8. Common Mistakes the Data Would Have Prevented
Let me translate a few statements I have heard from unmatched applicants into data errors:
“Everyone loved me on interview day.”
→ Ignored: Specialty has 100% fill, program has 5 positions, they interviewed 60 people, and your scores were below their historical median.“I ranked 9 programs in Ortho, that should have been enough.”
→ Ignored: NRMP data showing matched applicants in Ortho usually rank 12–18 programs, and unmatched ones often rank significantly fewer.“I thought FM was a backup, I ranked only 4 FM programs after my IM list.”
→ Ignored: FM is not a monolith; some regions and programs now have >98% fill. You picked four in highly desirable cities with high historical US MD/DO representation.“I’m an IMG, but I ranked mostly academic IM programs that looked prestigious.”

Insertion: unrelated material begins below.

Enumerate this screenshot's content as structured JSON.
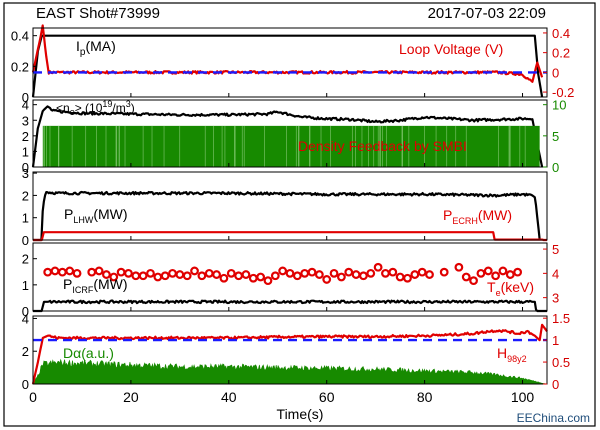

→ Ignored: Their historical IMG contribution was near zero, and most IMGs matching IM were in community or IMG-heavy hospitals.
All of these were predictable from fill-rate and applicant-type data before rank lists locked.
9. How Much Weight Should Fill Rate Get vs. “Fit”?
Data does not care about your “fit” essay.
You should care about both. But I am going to be blunt:
- For saturated specialties, fill rate and match probability data should be the backbone of your strategy. You can layer fit on top, but you cannot ignore the baseline math.
- For moderately competitive fields with some slack, you can give more weight to fit, geography, and personal priorities—but still within a data-informed structure.
Reasonable weighting:
- Competitive, high-fill specialty: 60–70% decisions anchored in data (fill rate, your stats vs medians, IMG/DO friendliness), 30–40% in subjective fit.
- Less competitive or slack specialty: 50/50 or even 40/60 in favor of fit, as long as your total rank count remains above the safety floor.
Ranking “for happiness” is only rational if you match. Historical fill patterns tell you how likely that is.
Final Takeaways
- Historical fill rates are not trivia; they are a probability map. High, stable fill equals low slack and high risk if you under-rank.
- Your specialty’s fill pattern and your applicant type together dictate how deep and how diversified your rank list must be.
- A smart rank list blends preference with program-level volatility—ironclad at the top, semi-stable and volatile (but acceptable) programs at the bottom—to let the NRMP algorithm work in your favor instead of against you.